For University of Sydney scientists Chiara Neto and Ming Chiu, these growing pressures sparked an idea: a rooftop coating that could cool buildings and harvest water from the air.
That work evolved into startup Dewpoint Innovations, founded in 2022 with ambitions beyond cooling paint to a broader rethink of how infrastructure is designed: If rooftops across a city could reflect heat and collect water, they could become part of the climate solution.
In a warming world, cities are becoming heat traps. Concrete and rooftops absorb the sun’s energy, raising temperatures, leading to what’s known as the urban heat island effect — where cities experience higher temperatures.
That is the first challenge Dewpoint Innovations is targeting: “Our paint will significantly reduce the heat load the sun puts on cities,” said Chiu, co-inventor and chief technology officer at Dewpoint Innovations.
To achieve that effect, the specially engineered nanomaterials use a process called passive radiative cooling to reflect most of the sun’s energy and release heat back into the sky — allowing roof surfaces to stay cooler than the surrounding air without using energy.
Typical commercial white paint reflects around 70% to 80% of incoming sunlight, said Distinguished Professor Baohua Jia, a nanotech expert at RMIT University in Melbourne, Australia, who is unaffiliated with Dewpoint Innovations.
Dewpoint’s coating demonstrated solar reflectance of up to 96% in a six-month outdoor trial reported in 2025. That higher reflectivity means less heat was absorbed, keeping roof surfaces up to 6 degrees Celsius (11 degrees Fahrenheit) cooler than the surrounding air and reducing heat transfer into buildings.

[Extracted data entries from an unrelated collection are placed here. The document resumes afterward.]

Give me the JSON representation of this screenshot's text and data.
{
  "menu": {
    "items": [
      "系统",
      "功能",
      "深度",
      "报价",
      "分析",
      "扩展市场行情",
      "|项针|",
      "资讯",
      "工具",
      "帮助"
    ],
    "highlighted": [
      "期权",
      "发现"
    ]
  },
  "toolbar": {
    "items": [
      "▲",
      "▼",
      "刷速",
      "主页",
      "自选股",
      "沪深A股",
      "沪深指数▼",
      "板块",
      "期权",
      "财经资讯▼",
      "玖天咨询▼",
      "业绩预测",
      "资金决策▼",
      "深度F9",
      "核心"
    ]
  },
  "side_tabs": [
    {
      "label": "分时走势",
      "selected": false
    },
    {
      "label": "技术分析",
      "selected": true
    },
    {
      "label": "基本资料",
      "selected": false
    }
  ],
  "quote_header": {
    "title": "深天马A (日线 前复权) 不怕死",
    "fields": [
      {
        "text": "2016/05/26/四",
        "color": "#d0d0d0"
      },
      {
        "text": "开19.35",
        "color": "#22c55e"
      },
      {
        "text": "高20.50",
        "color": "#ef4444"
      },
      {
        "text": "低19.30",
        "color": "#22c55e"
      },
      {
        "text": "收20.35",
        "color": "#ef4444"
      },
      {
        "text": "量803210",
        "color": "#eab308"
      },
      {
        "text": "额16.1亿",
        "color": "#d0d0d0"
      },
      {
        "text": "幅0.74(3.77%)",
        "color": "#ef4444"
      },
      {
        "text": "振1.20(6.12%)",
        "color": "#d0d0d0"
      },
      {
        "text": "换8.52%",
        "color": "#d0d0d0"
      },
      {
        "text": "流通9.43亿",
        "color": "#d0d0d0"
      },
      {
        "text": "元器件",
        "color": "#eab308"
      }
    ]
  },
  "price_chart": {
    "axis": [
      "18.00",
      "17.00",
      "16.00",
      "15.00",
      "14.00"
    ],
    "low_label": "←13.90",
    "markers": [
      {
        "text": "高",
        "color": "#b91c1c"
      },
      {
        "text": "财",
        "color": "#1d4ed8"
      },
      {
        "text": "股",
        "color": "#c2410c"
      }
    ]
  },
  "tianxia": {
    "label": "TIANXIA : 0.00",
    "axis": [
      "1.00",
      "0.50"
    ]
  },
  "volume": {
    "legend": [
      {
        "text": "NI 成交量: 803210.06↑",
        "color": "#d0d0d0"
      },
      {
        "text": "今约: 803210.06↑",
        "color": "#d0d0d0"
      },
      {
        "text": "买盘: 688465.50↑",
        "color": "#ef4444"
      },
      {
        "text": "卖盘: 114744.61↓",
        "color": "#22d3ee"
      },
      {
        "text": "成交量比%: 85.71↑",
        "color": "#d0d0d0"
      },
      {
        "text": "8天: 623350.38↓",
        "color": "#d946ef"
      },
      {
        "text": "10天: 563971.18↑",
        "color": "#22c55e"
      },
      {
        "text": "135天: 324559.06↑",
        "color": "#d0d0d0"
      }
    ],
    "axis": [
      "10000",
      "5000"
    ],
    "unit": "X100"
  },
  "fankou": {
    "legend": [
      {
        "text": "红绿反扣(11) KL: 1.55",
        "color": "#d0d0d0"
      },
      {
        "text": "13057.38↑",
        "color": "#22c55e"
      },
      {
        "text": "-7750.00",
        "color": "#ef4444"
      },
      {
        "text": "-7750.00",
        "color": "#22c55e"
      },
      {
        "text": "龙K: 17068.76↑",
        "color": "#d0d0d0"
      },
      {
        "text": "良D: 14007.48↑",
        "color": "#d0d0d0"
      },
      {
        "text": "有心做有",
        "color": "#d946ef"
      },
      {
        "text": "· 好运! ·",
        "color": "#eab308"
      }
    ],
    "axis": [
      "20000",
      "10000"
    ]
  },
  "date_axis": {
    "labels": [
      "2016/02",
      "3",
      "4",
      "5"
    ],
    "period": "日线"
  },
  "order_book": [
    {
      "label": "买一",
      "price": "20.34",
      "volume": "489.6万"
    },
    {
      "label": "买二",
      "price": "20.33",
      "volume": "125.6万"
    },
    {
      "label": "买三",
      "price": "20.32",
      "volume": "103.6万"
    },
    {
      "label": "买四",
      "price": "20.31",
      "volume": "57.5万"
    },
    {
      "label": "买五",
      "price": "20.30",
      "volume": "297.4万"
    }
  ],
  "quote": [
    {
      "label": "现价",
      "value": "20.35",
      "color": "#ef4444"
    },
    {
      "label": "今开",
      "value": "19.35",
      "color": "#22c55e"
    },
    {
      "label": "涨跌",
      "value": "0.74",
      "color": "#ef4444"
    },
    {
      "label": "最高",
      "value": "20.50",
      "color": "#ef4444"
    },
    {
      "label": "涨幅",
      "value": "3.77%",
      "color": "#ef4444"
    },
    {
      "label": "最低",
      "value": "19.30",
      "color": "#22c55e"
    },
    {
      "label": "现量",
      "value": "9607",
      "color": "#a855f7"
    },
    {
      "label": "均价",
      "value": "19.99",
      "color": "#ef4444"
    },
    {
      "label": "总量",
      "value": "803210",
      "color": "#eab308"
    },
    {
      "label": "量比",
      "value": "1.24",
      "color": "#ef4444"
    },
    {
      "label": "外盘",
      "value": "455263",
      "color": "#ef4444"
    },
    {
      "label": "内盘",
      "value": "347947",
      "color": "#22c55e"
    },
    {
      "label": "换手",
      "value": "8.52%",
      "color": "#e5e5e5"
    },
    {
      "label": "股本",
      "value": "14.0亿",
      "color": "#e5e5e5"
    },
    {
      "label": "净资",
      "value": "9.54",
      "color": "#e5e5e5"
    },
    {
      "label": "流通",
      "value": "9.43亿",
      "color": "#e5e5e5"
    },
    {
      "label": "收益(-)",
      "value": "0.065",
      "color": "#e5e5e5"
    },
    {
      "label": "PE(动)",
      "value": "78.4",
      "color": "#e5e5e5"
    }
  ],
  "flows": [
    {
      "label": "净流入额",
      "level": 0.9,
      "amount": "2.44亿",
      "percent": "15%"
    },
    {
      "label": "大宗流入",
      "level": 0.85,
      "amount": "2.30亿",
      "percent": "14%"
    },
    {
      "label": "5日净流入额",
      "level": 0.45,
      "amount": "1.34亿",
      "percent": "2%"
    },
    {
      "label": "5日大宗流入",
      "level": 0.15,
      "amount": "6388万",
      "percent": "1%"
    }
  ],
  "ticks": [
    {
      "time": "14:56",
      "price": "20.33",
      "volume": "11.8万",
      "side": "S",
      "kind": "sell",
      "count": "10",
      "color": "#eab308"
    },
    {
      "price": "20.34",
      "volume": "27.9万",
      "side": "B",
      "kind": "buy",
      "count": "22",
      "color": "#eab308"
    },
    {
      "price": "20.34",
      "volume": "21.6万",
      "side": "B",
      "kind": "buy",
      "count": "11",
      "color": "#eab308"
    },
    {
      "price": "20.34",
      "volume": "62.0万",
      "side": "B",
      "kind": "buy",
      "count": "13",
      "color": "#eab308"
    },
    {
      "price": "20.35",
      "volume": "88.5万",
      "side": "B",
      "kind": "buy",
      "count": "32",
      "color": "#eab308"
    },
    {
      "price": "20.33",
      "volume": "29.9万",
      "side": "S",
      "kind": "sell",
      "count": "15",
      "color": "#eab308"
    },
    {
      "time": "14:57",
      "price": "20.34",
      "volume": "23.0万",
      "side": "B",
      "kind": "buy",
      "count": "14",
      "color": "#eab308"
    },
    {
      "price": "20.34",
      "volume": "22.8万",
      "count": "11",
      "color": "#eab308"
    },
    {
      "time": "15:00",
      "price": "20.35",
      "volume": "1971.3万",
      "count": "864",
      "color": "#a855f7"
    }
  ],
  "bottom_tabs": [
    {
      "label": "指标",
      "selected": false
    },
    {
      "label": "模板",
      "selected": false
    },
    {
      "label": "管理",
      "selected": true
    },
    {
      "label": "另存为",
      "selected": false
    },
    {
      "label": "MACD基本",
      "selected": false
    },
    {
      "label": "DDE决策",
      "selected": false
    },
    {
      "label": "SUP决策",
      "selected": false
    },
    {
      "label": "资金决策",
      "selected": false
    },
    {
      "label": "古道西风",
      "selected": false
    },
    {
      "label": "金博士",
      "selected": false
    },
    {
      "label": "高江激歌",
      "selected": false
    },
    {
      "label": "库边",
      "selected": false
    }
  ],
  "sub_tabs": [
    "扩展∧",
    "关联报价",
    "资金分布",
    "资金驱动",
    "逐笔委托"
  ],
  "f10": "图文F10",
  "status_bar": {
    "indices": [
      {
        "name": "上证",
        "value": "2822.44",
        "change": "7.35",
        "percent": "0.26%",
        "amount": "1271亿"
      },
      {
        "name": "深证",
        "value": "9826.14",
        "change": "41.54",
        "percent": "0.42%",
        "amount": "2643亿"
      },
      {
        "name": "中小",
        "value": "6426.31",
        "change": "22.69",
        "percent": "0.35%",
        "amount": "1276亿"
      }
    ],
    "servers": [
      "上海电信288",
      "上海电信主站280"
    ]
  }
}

In a three-month field trial in Sydney in late 2023, Dewpoint’s roof paint stayed up to 30 degrees Celsius (86 degrees Fahrenheit) cooler than a standard dark roof — translating to an estimated reduction of up to 34% in household cooling energy use.
For Jia, those results point to a broader potential. She believes Dewpoint’s roof coating offers a scalable way to curb the urban heat island effect. “This technology can potentially drastically reduce ambient urban temperatures, ease heat stress and reduce reliance on air conditioning, making it a tangible tool for climate adaptation in dense urban areas,” she said.
“One of the amazing properties of having a surface that is maintaining a cooler temperature, while the rest of the environment is increasing in heat, is that it also encourages any moisture in the air to condense on its surface,” Dewpoint chief executive officer Perzaan Mehta told CNN.
It’s the same basic process that causes water to form on the outside of a cold glass.
While still in the development phase, in early trials, the system demonstrated that it could collect 74 liters (19.5 gallons) of water per day from a 200 square meter (2,153 square foot) roof. Metha said this is roughly the amount used by a five-minute shower in areas that have more water abundance.
It cannot replace a home’s full water supply, but Mehta said it can serve as a supplemental source: “It’ll help reduce the burden, but it’s not the miracle cure.”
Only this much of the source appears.